I am using libSVM. Say my feature values are in the following format:

                         instance1 : f11, f12, f13, f14
                         instance2 : f21, f22, f23, f24
                         instance3 : f31, f32, f33, f34
                         instance4 : f41, f42, f43, f44
                         ..............................
                         instanceN : fN1, fN2, fN3, fN4

I think there are two scaling can be applied.

  1. scale each instance vector such that each vector has zero mean and unit variance.

        ( (f11, f12, f13, f14) - mean((f11, f12, f13, f14) ). /std((f11, f12, f13, f14) )
    
  2. scale each colum of the above matrix to a range. for example [-1, 1]

According to my experiments with RBF kernel (libSVM) I found that the second scaling (2) improves the results by about 10%. I did not understand the reason why (2) gives me a improved results.

Could anybody explain me what is the reason for applying scaling and why the second option gives me improved results?


Solution

  • The standard thing to do is to make each dimension (or attribute, or column (in your example)) have zero mean and unit variance.

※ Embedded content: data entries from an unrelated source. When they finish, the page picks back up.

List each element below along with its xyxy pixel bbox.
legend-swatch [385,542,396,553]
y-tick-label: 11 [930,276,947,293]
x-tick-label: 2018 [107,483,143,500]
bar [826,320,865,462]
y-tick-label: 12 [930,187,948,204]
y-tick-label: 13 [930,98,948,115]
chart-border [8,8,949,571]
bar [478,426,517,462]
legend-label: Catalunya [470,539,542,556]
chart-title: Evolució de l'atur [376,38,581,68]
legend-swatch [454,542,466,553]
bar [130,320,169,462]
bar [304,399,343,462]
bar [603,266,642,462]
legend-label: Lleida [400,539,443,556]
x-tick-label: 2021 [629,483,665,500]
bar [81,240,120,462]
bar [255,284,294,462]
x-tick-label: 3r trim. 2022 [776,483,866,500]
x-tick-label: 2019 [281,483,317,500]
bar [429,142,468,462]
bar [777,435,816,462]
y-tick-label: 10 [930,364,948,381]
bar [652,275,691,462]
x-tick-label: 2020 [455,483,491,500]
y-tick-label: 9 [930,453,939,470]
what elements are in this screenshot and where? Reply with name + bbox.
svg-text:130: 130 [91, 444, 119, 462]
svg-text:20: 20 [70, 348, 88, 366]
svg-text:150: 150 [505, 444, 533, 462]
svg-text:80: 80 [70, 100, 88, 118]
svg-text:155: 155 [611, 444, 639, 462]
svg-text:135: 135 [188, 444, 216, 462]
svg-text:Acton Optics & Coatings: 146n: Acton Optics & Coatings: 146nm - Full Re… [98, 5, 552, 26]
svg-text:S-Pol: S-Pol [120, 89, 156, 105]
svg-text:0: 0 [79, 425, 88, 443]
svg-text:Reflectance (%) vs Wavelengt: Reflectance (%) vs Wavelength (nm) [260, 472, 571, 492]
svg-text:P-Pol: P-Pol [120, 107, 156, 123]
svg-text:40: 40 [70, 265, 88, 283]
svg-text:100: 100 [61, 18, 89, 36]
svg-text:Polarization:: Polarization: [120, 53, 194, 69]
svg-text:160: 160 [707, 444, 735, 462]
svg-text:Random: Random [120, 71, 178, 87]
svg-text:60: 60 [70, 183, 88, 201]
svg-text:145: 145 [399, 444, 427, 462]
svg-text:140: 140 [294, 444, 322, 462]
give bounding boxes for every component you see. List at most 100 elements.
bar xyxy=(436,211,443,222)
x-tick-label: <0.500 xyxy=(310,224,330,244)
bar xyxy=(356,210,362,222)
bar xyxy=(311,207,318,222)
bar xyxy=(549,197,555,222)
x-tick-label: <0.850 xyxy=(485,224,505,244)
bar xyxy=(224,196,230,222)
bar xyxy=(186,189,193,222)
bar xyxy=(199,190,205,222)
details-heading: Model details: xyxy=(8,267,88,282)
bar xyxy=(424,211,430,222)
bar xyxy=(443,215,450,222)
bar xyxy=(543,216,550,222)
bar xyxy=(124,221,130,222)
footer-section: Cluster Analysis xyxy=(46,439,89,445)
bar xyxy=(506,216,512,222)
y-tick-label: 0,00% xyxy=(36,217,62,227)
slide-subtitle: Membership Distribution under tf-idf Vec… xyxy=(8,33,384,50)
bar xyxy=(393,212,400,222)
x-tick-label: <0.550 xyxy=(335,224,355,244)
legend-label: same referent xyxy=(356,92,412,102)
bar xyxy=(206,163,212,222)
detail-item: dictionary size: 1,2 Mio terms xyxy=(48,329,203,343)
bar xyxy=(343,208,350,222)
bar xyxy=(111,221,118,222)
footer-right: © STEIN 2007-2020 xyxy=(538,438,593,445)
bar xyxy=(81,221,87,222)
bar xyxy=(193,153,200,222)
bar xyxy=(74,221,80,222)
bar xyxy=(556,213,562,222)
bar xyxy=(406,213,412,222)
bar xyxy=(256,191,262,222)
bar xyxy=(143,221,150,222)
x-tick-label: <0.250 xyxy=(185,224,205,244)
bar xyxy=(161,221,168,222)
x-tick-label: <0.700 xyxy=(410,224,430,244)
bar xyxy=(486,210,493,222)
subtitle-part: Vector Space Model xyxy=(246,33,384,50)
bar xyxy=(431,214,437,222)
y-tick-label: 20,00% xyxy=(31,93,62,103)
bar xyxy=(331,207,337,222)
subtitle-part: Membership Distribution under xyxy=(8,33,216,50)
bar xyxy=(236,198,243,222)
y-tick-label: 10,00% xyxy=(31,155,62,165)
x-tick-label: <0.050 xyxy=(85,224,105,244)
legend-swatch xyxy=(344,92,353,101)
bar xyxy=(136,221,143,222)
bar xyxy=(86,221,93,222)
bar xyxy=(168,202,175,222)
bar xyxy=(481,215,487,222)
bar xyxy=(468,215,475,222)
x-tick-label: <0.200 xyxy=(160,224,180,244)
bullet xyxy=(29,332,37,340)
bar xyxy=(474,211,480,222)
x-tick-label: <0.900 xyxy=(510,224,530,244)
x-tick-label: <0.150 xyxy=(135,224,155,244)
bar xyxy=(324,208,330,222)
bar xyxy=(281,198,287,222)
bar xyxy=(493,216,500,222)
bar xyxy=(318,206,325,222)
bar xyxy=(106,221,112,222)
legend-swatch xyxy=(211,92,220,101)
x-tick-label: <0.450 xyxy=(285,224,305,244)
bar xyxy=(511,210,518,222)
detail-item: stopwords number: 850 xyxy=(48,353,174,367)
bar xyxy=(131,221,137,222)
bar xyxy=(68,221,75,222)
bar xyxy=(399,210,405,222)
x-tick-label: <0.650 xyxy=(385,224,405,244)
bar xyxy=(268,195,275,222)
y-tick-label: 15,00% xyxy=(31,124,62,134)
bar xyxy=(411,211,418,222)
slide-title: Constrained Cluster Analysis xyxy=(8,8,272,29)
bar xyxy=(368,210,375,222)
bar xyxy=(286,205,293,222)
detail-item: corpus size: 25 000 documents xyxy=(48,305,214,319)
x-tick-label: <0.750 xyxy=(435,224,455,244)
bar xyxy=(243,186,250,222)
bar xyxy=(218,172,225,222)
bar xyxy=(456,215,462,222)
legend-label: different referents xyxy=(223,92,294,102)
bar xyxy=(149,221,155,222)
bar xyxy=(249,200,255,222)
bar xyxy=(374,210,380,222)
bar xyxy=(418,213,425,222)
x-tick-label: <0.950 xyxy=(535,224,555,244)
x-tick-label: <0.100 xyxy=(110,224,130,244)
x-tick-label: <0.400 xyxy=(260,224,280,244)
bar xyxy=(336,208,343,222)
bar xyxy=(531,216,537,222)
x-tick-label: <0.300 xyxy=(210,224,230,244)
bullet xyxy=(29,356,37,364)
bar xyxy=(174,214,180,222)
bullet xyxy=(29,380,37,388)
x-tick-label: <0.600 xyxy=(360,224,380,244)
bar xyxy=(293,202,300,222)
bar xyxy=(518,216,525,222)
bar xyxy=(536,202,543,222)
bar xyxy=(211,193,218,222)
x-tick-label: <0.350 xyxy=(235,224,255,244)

    This brings each dimension of the SVM into the same magnitude. From http://www.csie.ntu.edu.tw/~cjlin/papers/guide/guide.pdf:

    The main advantage of scaling is to avoid attributes in greater numeric ranges dominating those in smaller numeric ranges. Another advantage is to avoid numerical diculties during the calculation. Because kernel values usually depend on the inner products of feature vectors, e.g. the linear kernel and the polynomial ker- nel, large attribute values might cause numerical problems. We recommend linearly scaling each attribute to the range [-1,+1] or [0,1].